# Intel Nervana Neural Network Processor-T (NNP-T) Fused Floating Point Many-Term Dot Product

Brian Hickmann\*, Jieasheng Chen<sup>†</sup>, Michael Rotzin<sup>‡</sup>, Andrew Yang<sup>‡</sup>, Maciej Urbanski<sup>§</sup>, and Sasikanth Avancha<sup>¶</sup>
Intel Corporation

\*Hillsboro, OR, USA, Email: brian.j.hickmann@intel.com

†Folsom, CA, USA, Email: jiasheng.chen@intel.com

‡Santa Clara, CA USA, Email: michael.rotzin@intel.com, andrew.yang@intel.com

§Gdansk, Poland, Email: maciej.urbanski@intel.com

¶Bangalore, India, Email: sasikanth.avancha@intel.com

Abstract—Intel's Nervana Neural Network Processor for Training (NNP-T) contains at its core an advanced floating point dot product design to accelerate the matrix multiplication operations found in many AI applications. Each Matrix Processing Unit (MPU) on the Intel NNP-T can process a 32x32 BFloat16 matrix multiplication every 32 cycles, accumulating the result in single precision (FP32). To reduce hardware costs, the MPU uses a fused many-term floating point dot product design with block alignment of the many input terms during addition, resulting in a unique datapath with several interesting design trade-offs. In this paper, we describe the details of the MPU pipeline, discuss the trade-offs made in the design, and present information on the accuracy of the computation as compared to traditional FMA implementations.

Index Terms—Machine learning, deep learning, tensor, matrix multiplication, floating point dot product

## I. Introduction

The rapid growth of artificial intelligence and deep learning applications has led to an increased interest in accelerating these workloads with hardware accelerators. The neural networks used by deep learning rely heavily on matrix operations, especially the matrix multiplication operation, to perform both training of and inference from these networks [1]. Currently the training of deep learning workloads is commonly processed using the IEEE Standard 754-2008 binary32 (single precision or FP32) format [2]. However, due to the immense computational requirement of deep learning workloads, there has been an increased focus on using 16-bit floating point formats such as IEEE 754 binary16 (half precision or FP16) to reduce memory overhead and increase training performance. As an example, NVIDIA's Tensor Core design uses the FP16 format with an FP32 accumulator to provide a major increase in performance for deep learning applications [3].

Intel's Nervana Neural Network Processor for Training applications (NNP-T) is a hardware accelerator targeted at AI applications.
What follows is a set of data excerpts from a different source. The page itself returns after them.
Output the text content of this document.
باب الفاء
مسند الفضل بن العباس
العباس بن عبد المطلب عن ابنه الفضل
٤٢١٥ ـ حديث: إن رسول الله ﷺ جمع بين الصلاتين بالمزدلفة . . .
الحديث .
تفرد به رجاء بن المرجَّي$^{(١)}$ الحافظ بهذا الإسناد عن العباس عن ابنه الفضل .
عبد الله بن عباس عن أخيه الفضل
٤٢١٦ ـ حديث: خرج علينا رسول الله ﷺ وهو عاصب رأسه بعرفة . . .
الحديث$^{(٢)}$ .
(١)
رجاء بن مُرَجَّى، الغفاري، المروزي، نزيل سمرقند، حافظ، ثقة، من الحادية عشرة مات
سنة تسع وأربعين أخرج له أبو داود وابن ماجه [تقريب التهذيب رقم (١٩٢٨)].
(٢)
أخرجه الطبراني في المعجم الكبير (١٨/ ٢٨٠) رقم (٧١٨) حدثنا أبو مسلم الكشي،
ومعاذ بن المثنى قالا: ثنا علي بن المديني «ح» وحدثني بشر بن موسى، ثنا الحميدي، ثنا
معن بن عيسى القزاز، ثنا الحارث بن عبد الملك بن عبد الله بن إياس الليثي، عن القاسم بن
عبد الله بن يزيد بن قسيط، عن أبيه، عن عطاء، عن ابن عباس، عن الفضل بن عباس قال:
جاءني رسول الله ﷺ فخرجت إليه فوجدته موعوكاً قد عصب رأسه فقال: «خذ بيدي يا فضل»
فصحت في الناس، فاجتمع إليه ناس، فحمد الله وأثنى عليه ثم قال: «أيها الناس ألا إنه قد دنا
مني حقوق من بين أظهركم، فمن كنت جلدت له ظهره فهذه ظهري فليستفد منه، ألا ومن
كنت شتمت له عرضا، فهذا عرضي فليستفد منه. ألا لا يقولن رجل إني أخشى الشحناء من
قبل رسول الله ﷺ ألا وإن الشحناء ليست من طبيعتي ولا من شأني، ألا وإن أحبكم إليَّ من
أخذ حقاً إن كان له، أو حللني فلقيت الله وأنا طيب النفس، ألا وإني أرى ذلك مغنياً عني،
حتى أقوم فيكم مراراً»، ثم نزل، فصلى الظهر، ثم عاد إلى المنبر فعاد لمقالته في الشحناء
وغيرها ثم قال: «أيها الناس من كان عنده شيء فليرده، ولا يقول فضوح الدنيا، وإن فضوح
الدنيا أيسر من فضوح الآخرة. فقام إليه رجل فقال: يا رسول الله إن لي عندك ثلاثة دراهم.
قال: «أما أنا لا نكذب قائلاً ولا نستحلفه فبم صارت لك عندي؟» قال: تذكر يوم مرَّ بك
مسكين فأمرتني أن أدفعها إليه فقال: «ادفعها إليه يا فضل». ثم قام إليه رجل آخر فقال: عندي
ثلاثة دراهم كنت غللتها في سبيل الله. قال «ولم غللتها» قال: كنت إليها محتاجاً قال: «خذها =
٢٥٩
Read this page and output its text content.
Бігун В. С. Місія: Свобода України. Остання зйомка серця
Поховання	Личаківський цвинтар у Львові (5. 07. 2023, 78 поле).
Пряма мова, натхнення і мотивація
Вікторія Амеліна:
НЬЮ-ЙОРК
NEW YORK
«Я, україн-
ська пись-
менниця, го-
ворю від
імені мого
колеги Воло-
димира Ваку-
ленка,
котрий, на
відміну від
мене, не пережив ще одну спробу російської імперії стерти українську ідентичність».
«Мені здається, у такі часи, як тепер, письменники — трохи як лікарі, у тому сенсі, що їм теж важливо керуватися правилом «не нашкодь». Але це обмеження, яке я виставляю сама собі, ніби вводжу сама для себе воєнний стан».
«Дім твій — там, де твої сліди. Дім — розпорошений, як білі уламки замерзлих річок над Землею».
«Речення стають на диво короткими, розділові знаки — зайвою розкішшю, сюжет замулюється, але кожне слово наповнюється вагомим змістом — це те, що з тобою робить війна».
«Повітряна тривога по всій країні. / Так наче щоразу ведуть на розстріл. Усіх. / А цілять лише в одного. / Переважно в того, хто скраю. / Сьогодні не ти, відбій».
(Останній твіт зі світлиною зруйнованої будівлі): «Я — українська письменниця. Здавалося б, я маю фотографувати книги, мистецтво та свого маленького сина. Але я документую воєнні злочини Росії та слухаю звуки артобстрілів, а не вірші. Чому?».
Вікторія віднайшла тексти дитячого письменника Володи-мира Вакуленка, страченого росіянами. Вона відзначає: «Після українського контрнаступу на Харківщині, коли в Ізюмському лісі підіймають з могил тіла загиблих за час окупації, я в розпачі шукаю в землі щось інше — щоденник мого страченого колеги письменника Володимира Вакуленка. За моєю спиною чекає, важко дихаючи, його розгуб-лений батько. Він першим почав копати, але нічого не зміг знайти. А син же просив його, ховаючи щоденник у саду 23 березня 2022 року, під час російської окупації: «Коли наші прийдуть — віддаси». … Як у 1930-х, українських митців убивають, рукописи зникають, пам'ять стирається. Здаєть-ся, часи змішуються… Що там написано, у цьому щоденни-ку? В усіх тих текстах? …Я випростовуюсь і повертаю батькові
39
Each Matrix Processing Unit (MPU) on the Intel NNP-T contains an advanced floating point dot product design that can process a 32x32 matrix multiplication every 32 cycles, accumulating the result in FP32. To improve performance and reduce hardware costs, this advanced design uses the BFloat16 (BF16) 16-bit floating point format optimized for deep learning and AI applications [4]. In addition, the

design exploits the implementation-specific flexibility given by the IEEE 754-2008 standard's definition of the reduction summation, using a block alignment of the many input terms during addition to reduce hardware costs. While such a design has been previously demonstrated for 4 input terms [5], this unit is novel in that extends the design to 32 input terms. In this paper, we describe the details of the Intel NNP-T MPU pipeline, discuss trade-offs made in the unique dot-product design, and present information on the accuracy of the computation as compared to traditional FMA implementations.
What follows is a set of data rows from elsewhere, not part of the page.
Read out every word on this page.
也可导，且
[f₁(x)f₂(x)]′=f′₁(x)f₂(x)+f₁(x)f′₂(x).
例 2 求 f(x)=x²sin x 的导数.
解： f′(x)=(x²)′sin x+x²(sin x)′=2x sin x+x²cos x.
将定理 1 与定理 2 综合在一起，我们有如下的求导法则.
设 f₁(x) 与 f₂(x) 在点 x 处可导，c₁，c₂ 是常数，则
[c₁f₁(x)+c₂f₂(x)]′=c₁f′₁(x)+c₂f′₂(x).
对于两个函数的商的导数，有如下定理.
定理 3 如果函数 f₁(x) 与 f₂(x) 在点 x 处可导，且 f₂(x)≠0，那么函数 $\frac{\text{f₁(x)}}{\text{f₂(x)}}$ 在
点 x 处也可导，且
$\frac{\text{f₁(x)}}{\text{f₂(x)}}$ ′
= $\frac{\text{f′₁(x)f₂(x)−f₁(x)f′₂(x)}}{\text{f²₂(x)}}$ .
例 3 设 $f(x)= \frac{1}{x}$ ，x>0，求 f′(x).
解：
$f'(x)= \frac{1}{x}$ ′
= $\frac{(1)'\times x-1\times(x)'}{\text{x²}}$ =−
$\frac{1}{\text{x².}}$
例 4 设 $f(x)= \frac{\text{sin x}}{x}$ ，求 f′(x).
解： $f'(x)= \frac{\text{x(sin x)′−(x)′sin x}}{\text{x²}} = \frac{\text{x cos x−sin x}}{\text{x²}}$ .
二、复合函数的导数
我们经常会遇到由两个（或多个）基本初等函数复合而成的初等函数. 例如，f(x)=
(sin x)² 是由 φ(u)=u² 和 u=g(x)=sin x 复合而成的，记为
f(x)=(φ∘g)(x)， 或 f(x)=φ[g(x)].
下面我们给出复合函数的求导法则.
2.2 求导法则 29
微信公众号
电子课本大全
## II. INTEL NNP-T OVERVIEW

Intel's Nervana Neural Network Processor for Training (NNP-T) is a standalone PCIE-based accelerator for deep learning and artificial intelligence training acceleration, designed from the ground up to accelerate the training of larger models and datasets with a power efficient custom architecture. Fabricated on TSMC's 16nm process, the chip utilizes a single large 680mm<sup>2</sup> die with over 27 billion transistors and typical workload power ranging from 150-250W. As shown in Figure 1, the heart of the design is an array of 24 Tensor Processor Cores (TPCs) used to accelerate tensor matrix processing, supported by four HBM2 controllers with 8 GB of HBM2-2400 on-package memory each, 64 lanes of SERDES communication for scale-out support, and a fourth generation PCIE x16 interface with the host processor. All of the these components are connected by an advanced bidirectional 2-D mesh network supporting a total cross-section bandwidth of 2.6 TBps.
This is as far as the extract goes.